Storms and other severe weather events can cause both public health and economic problems for communities and municipalities. Many severe events can result in fatalities, injuries, and property damage, and preventing such outcomes to the extent possible is a key concern. In this report,we explored the data from the U.S. National Oceanic and Atmospheric Administration's (NOAA) storm database. The events in the database start in the year 1950 and end in November 2011. Among 985 major storms and weather events, tornados are most harmful to population health and flood have the greatest economic consequences across the US.
First of all, I loaded several packages and read the data from the CSV file
data = read.csv(bzfile("repdata-data-StormData.csv.bz2", "r"))
And prepared the data for analysis. We made a function to compute property damage in thousand dollars from 2 variables(PROPDMG and PROPDMGEXP/CROPDMG and CROPDMGEXP). And then we made two variables(PROPTotal and CROPTotal) using this function.
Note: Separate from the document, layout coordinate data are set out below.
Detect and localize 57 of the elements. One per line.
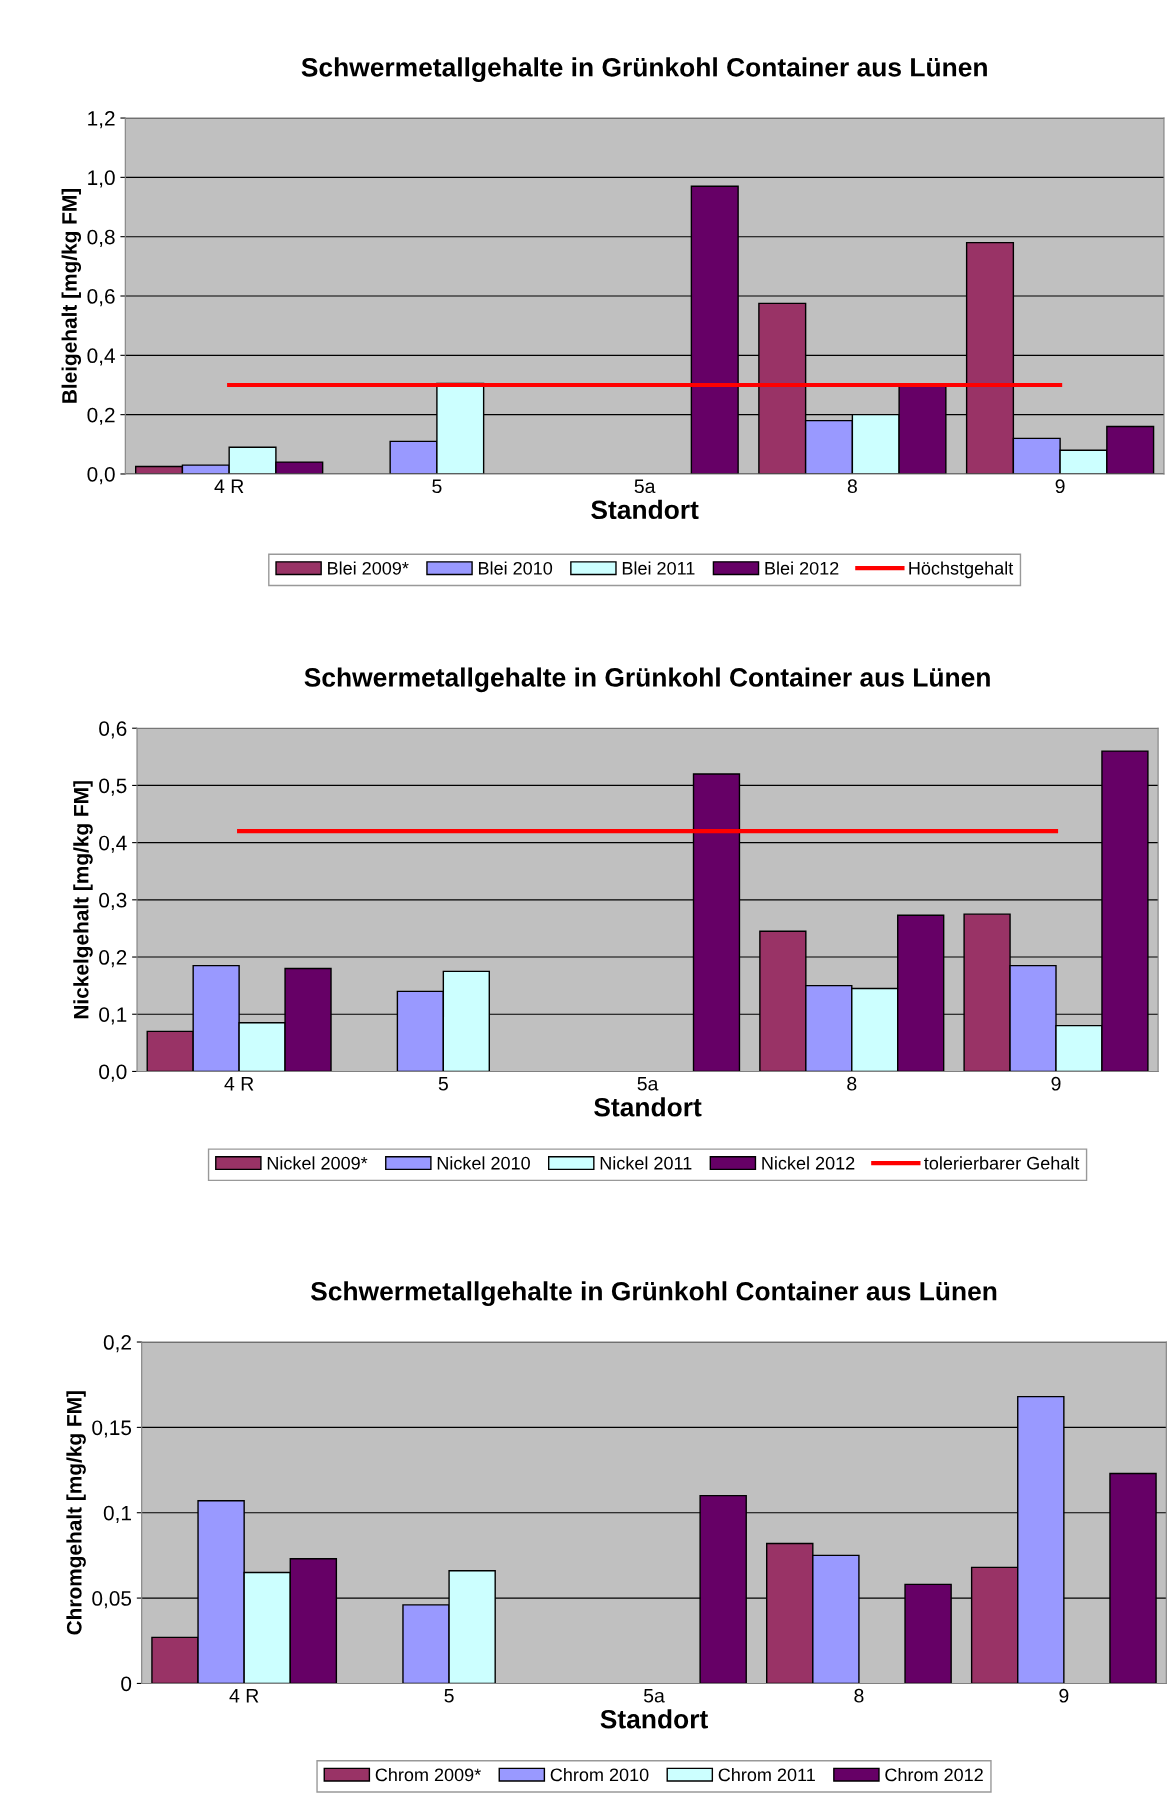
x-tick-label: 4 R: [224, 1077, 254, 1091]
x-axis-title: Standort: [591, 499, 699, 520]
x-tick-label: 8: [854, 1688, 864, 1703]
x-tick-label: 5a: [643, 1689, 665, 1703]
legend-label: Blei 2009*: [328, 561, 409, 575]
y-axis-title: Bleigehalt [mg/kg FM]: [61, 188, 82, 403]
legend-label: Nickel 2011: [600, 1156, 692, 1170]
x-tick-label: 4 R: [229, 1689, 259, 1703]
y-tick-label: 0,1: [99, 1007, 127, 1025]
chart-title: Schwermetallgehalte in Grünkohl Container aus Lünen: [304, 667, 990, 693]
y-tick-label: 0,05: [92, 1591, 132, 1609]
legend-label: Chrom 2009*: [375, 1767, 481, 1782]
x-tick-label: 5a: [634, 479, 656, 494]
x-tick-label: 9: [1051, 1076, 1061, 1091]
x-tick-label: 4 R: [214, 479, 244, 493]
y-tick-label: 1,0: [88, 170, 115, 188]
y-tick-label: 0,1: [103, 1505, 131, 1523]
x-tick-label: 9: [1055, 479, 1065, 494]
chart-title: Schwermetallgehalte in Grünkohl Container aus Lünen: [310, 1281, 997, 1306]
legend-label: Chrom 2010: [550, 1767, 649, 1782]
legend-label: Blei 2010: [478, 561, 553, 575]
y-tick-label: 0,15: [92, 1420, 132, 1438]
legend-label: Höchstgehalt: [909, 561, 1014, 579]
x-axis-title: Standort: [594, 1097, 702, 1117]
x-tick-label: 8: [847, 1076, 857, 1091]
x-tick-label: 5: [444, 1689, 454, 1703]
y-tick-label: 0,4: [99, 835, 127, 853]
legend-label: tolerierbarer Gehalt: [924, 1156, 1080, 1170]
x-tick-label: 8: [847, 479, 857, 494]
y-tick-label: 0,8: [87, 229, 115, 247]
legend-label: Nickel 2009*: [267, 1156, 368, 1170]
legend-label: Chrom 2012: [885, 1767, 983, 1782]
y-tick-label: 0: [121, 1676, 132, 1692]
x-tick-label: 5: [432, 479, 442, 494]
y-tick-label: 0,0: [99, 1064, 127, 1082]
y-axis-title: Chromgehalt [mg/kg FM]: [66, 1391, 86, 1635]
x-axis-title: Standort: [600, 1709, 708, 1729]
legend-label: Blei 2011: [622, 561, 695, 575]
y-tick-label: 0,5: [99, 778, 127, 796]
y-tick-label: 1,2: [88, 111, 115, 129]
x-tick-label: 5a: [637, 1077, 659, 1091]
y-tick-label: 0,6: [99, 721, 127, 739]
y-tick-label: 0,0: [87, 466, 115, 485]
x-tick-label: 9: [1059, 1688, 1069, 1703]
legend-label: Chrom 2011: [718, 1767, 815, 1782]
y-tick-label: 0,2: [99, 950, 127, 968]
y-tick-label: 0,2: [87, 407, 115, 425]
y-axis-title: Nickelgehalt [mg/kg FM]: [73, 781, 93, 1019]
legend-label: Nickel 2010: [437, 1156, 530, 1170]
y-tick-label: 0,6: [87, 289, 115, 307]
y-tick-label: 0,2: [103, 1335, 131, 1353]
y-tick-label: 0,3: [99, 892, 127, 911]
x-tick-label: 5: [438, 1077, 448, 1091]
y-tick-label: 0,4: [87, 348, 115, 366]
legend-label: Nickel 2012: [762, 1156, 855, 1170]
chart-title: Schwermetallgehalte in Grünkohl Container aus Lünen: [301, 57, 987, 82]
legend-label: Blei 2012: [765, 561, 839, 575]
totalDMG = function(DMG, EXP) {
total = ifelse(toupper(EXP) == "B", DMG * (10^6), ifelse(toupper(EXP) ==
"M", DMG * (10^3), ifelse(toupper(EXP) == "K", DMG, ifelse(toupper(EXP) ==
"H", DMG/10, DMG/1000))))
return(total)
}
data$PROPTotal = totalDMG(data$PROPDMG, data$PROPDMGEXP)
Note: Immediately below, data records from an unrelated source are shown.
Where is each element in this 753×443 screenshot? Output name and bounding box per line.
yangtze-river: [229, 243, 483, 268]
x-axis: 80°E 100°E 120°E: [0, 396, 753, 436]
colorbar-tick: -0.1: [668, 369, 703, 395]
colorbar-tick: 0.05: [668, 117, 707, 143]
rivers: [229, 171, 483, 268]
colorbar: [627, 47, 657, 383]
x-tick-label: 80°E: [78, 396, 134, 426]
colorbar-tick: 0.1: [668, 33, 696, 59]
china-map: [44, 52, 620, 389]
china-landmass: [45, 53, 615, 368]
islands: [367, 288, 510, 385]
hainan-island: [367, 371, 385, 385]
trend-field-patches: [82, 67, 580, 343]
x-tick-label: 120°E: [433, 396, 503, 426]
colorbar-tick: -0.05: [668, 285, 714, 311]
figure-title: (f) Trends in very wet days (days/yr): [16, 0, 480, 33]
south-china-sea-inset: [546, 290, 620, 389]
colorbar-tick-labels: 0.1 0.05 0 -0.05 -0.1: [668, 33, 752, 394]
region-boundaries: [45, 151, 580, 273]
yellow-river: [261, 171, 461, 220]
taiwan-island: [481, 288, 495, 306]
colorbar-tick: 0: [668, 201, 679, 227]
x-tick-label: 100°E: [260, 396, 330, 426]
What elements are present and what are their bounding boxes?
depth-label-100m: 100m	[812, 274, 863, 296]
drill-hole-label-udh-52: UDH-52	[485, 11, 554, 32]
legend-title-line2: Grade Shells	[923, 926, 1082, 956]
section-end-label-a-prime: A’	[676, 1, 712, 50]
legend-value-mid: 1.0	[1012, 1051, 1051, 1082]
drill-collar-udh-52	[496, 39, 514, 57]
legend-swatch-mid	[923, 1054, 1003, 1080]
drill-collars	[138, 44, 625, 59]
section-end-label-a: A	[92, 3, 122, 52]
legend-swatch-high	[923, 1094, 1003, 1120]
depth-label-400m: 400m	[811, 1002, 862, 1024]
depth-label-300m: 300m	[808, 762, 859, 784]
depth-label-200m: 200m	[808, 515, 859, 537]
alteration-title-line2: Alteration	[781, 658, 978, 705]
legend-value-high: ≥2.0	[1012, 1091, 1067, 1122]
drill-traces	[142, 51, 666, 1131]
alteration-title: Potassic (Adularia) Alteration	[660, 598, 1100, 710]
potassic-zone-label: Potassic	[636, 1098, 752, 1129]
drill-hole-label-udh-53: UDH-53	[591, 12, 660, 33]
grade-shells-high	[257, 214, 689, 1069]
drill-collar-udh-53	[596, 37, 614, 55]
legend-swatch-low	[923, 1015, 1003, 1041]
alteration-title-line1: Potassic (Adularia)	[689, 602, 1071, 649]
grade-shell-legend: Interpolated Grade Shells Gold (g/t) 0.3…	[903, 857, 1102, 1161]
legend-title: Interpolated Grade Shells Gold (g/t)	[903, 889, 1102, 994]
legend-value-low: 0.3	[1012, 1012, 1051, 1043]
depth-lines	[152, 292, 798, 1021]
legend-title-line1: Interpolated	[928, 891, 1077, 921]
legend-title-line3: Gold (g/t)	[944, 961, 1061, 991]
data$CROPTotal = totalDMG(data$CROPDMG, data$CROPDMGEXP)
Next, we compute the sum of fatalities, injuries, total property damages and total crop damages according to the event type.
library(lattice)
library(reshape)
result = tapply(data$FATALITIES, data$EVTYPE, sum)
result2 = tapply(data$INJURIES, data$EVTYPE, sum)
result3 = tapply(data$PROPTotal, data$EVTYPE, sum)
result4 = tapply(data$CROPTotal, data$EVTYPE, sum)
We made a dataframe with four values and order the data frame based on the sum of fatalities and injuries(health1) and then sum of property damages and crop damages(health2).
data1 = data.frame(FATALITIES = result, INJURIES = result2, PROPDMG = result3,
CROPDMG = result4)
data1 = data1[order(data1$FATALITIES, data1$INJURIES, decreasing = TRUE), ]
health1 = head(data1, 10)
health1$event = factor(rownames(health1), levels = rownames(health1))
meltedhealth1 = melt(health1, id = "event")
data2 = data1[order(data1$PROPDMG, data1$CROPDMG, decreasing = TRUE), ]
data2$DMG = data2$PROPDMG + data2$CROPDMG
data3 = data2[order(data2$DMG, decreasing = TRUE), ]
health2 = head(data3, 10)
health2$event = factor(rownames(health2), levels = rownames(health2))
meltedhealth2 = melt(health2, id = "event")
barchart(value ~ event | variable, data = meltedhealth1[1:20, ], ylab = "",
main = "Top 10 storms and weather events causing death or injuries", scales = list(relation = "free",
x = list(rot = 45)))
As you can see in the figure, tornados are the most harmful to population health, followed by excessive heat and flash flood.
barchart(value/1000 ~ event | variable, data = meltedhealth2[21:40, ], ylab = "Milion dollors",
main = "Top 10 weather events causing greatest economic consequences", scales = list(x = list(rot = 45)))
As you can see in the figure, flood have the greatest economic consequences, followed by hurricane/typhoon and tornado.